Tuesday, 19 November, 1400; Touristville, Redmond, Seattle Metroplex
Serge was doing what he did most days - taking care of kids. Hang a shingle and they came, came out of the woodwork. First from the slums around T-ville proper - vaccinations, flu, skating spills - and then from deeper into the Barrens - TB, polio, STIs, systematic abuse - and lately from afar afield as Glow City and the Plastic Jungles - sepsis, malnutrition, radiation poisoning.
But the screech of tires and then the crunch of a semi-controlled crash outside told him he was about done with kids for the moment. He cleared the small operating theater he'd been working on bringing up to speed and then Bruiser staggered in with another ork draped over his shoulders and bleeding everywhere. Behind them four other walking wounded followed, all wearing the purple bandanas signifying them as T-dogs, the small neighborhood gang that Bruiser headed and that Serge relied on for security.

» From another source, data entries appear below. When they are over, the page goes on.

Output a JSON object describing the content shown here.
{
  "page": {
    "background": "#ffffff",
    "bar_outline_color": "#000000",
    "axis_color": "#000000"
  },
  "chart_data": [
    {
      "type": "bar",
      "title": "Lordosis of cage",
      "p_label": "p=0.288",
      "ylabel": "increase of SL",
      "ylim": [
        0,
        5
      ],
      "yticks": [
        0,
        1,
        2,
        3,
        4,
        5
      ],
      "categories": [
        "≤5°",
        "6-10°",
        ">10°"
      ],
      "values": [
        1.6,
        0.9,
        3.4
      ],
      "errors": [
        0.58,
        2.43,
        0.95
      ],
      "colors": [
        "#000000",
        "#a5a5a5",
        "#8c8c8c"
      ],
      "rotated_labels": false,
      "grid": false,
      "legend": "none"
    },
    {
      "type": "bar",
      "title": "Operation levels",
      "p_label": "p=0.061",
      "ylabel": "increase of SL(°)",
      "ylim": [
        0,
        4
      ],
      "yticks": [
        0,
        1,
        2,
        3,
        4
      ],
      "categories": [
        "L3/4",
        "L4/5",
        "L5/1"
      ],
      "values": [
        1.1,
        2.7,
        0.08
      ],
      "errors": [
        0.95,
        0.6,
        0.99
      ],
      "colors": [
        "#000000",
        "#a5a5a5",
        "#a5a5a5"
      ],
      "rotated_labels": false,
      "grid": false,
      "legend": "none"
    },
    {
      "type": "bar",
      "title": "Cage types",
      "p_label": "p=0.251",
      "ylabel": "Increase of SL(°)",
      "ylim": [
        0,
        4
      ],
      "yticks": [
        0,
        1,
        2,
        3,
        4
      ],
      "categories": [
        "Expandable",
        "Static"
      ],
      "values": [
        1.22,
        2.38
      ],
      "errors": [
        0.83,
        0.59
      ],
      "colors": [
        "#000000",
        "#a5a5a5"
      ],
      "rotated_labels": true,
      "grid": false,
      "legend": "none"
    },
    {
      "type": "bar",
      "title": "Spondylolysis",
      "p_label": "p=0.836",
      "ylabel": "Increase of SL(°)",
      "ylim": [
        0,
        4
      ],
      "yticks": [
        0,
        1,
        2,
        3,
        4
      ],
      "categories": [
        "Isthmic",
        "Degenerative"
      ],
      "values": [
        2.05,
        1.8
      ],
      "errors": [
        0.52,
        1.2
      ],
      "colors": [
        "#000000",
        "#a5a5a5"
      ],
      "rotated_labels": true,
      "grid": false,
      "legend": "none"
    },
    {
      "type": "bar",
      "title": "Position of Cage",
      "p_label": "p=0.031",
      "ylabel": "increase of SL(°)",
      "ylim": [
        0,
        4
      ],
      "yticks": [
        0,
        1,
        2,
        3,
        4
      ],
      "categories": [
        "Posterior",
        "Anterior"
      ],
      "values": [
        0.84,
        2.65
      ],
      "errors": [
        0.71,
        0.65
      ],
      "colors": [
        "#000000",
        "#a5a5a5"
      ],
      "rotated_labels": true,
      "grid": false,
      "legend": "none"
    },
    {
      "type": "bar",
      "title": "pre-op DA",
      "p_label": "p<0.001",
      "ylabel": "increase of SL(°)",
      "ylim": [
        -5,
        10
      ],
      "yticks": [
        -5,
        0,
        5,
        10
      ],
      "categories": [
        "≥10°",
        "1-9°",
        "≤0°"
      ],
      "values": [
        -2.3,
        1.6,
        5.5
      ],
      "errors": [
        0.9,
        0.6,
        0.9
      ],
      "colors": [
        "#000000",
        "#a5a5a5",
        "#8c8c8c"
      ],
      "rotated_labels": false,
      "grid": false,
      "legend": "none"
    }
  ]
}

This was getting to be a weekly thing, and even though he lost one for each one he patched up, they never failed to find more new recruits. More kids.
He did a lightning triage - they all could wait, except for the one Bruiser was holding. He'd be dead in minutes without some plasma and surgery to stop wherever all that blood was coming from. They got him on the table and by the time the gloves were on half a dozen more armed gangers had crowded in to watch their friend live or die.
Serge knew better by now than to try throwing them out.
But some did not know better.
There was violent shouting outside, sounds of weapons being drawn and angry curses in Or'zet. The ugly command of a shotgun's pump action.
Then four Knight-Errant officers crashed through the door. The first was covered in blood that couldn't be his or he wouldn't be standing, or holding his Colt Manhunter icy still on Bruiser. Half a dozen makeshift firearms and blades appeared in the hands of the gathered T-dogs.
The next cop was supporting the third - a woman, a young blond rookie - her leather flak jacket was off and her uniform shirt was torn aside revealing a vest scored with ballistic impacts and a widening stain where one had gone through. Her hand gripped her neck, which was also gouting blood. She was crying like a baby. Or trying to as she choked on her own blood.
They were followed in by the fourth cop, walking backwards, Mossberg shouldered, scanning the pack of gangers hot on his heels.
The cops were hopelessly outgunned, but it was clear they wouldn't go down easy. And even these stupid ganger kids knew that making a move on them would be the end of their gang, their families, even the whole neighborhood.
But that didn't mean they weren't all thinking about it.
Serge looked for Markman - that would have made things easier - but he wasn't one of them.
The lead cop spoke - "She won't make the trauma center, doc." It was true, she wouldn't make it another thirty seconds without help.
And neither would the young ork on the table.